While he persisted in fighting in clear violation of the covert pact with Polk, Washington bureaucrats blindly swallowed his lame excuses. Still convinced Santa Anna was faithfully playing both ends against the middle, the state department continued to funnel money to its man in Mexico City in the vain hope that he might complete his undercover assignment.
When the Mexican War at last staggered to a close, Santa Anna stood far taller in the eyes of the enemy than his own people. With the notable exception of the Texas troops, who knew the butcher of the Alamo and Goliad for the monster he really was, the discredited general owed his life to the American officers that escorted him into yet another exile.
To the utter disgust of the Texas Rangers, the general staff actually held a farewell banquet for Santa Anna the evening prior to his departure from conquered Mexico.
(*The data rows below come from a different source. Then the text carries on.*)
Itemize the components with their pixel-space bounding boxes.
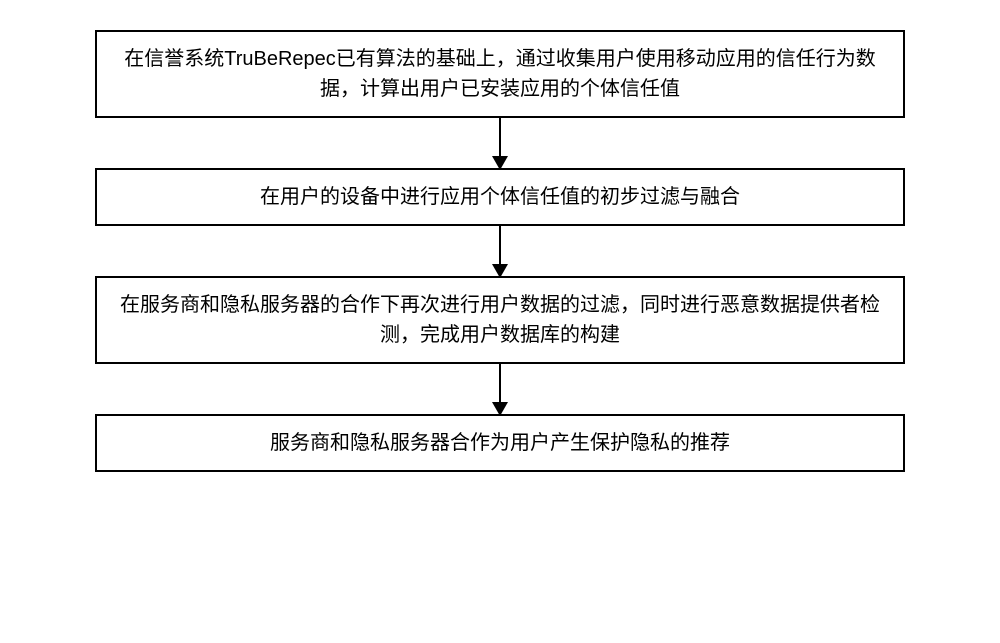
- step-text-s101: 在信誉系统TruBeRepec已有算法的基础上，通过收集用户使用移动应用的信任行…: [117, 44, 883, 104]
- step-box-s101: S101 在信誉系统TruBeRepec已有算法的基础上，通过收集用户使用移动应…: [95, 30, 905, 118]
- flowchart-diagram: S101 在信誉系统TruBeRepec已有算法的基础上，通过收集用户使用移动应…: [0, 0, 1000, 643]
- step-text-s104: 服务商和隐私服务器合作为用户产生保护隐私的推荐: [270, 428, 730, 458]
- step-text-s102: 在用户的设备中进行应用个体信任值的初步过滤与融合: [260, 182, 740, 212]
- arrow-s101-s102: [95, 118, 905, 168]
- arrow-s102-s103: [95, 226, 905, 276]
- step-box-s103: S103 在服务商和隐私服务器的合作下再次进行用户数据的过滤，同时进行恶意数据提…: [95, 276, 905, 364]
- step-text-s103: 在服务商和隐私服务器的合作下再次进行用户数据的过滤，同时进行恶意数据提供者检测，…: [117, 290, 883, 350]
- step-box-s102: S102 在用户的设备中进行应用个体信任值的初步过滤与融合: [95, 168, 905, 226]
- step-box-s104: S104 服务商和隐私服务器合作为用户产生保护隐私的推荐: [95, 414, 905, 472]
- arrow-s103-s104: [95, 364, 905, 414]
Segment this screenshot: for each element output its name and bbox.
In a scene straight out of a ridiculous European novel, the two-faced villain was toasted as a valiant foe.
The same short-sighted officers also took credit for saving Santa Anna from the wrath of the bloodthirsty Texans, portrayed in the northern press as merciless barbarians who broke every rule in the gentleman’s game of nineteenth-century warfare. Since the fiercely independent fighters always went their own way, it was out of character for them to obey the Yankee brass on such an emotion-charged occasion.
Ranger ranks did indeed seethe with an overwhelming desire to tear Santa Anna limb from limb, but their own captain kept the frontier cavalrymen in line. Asking his men to do nothing that would dishonor Texas, low-key Jack Hays prevented a violent international incident.
As Santa Anna’s carriage rolled slowly past the assembled Rangers, scores of fingers were poised on the trigger. For the terrified dictator, the short ride to the ship waiting to transport him to foreign sanctuary must have taken forever.
Eyewitnesses insisted that Santa Anna visibly paled at the sight of the wild-eyed Texans and quickly turned away in obvious fear. If looks could kill, he would have been a dead man before he reached the dock.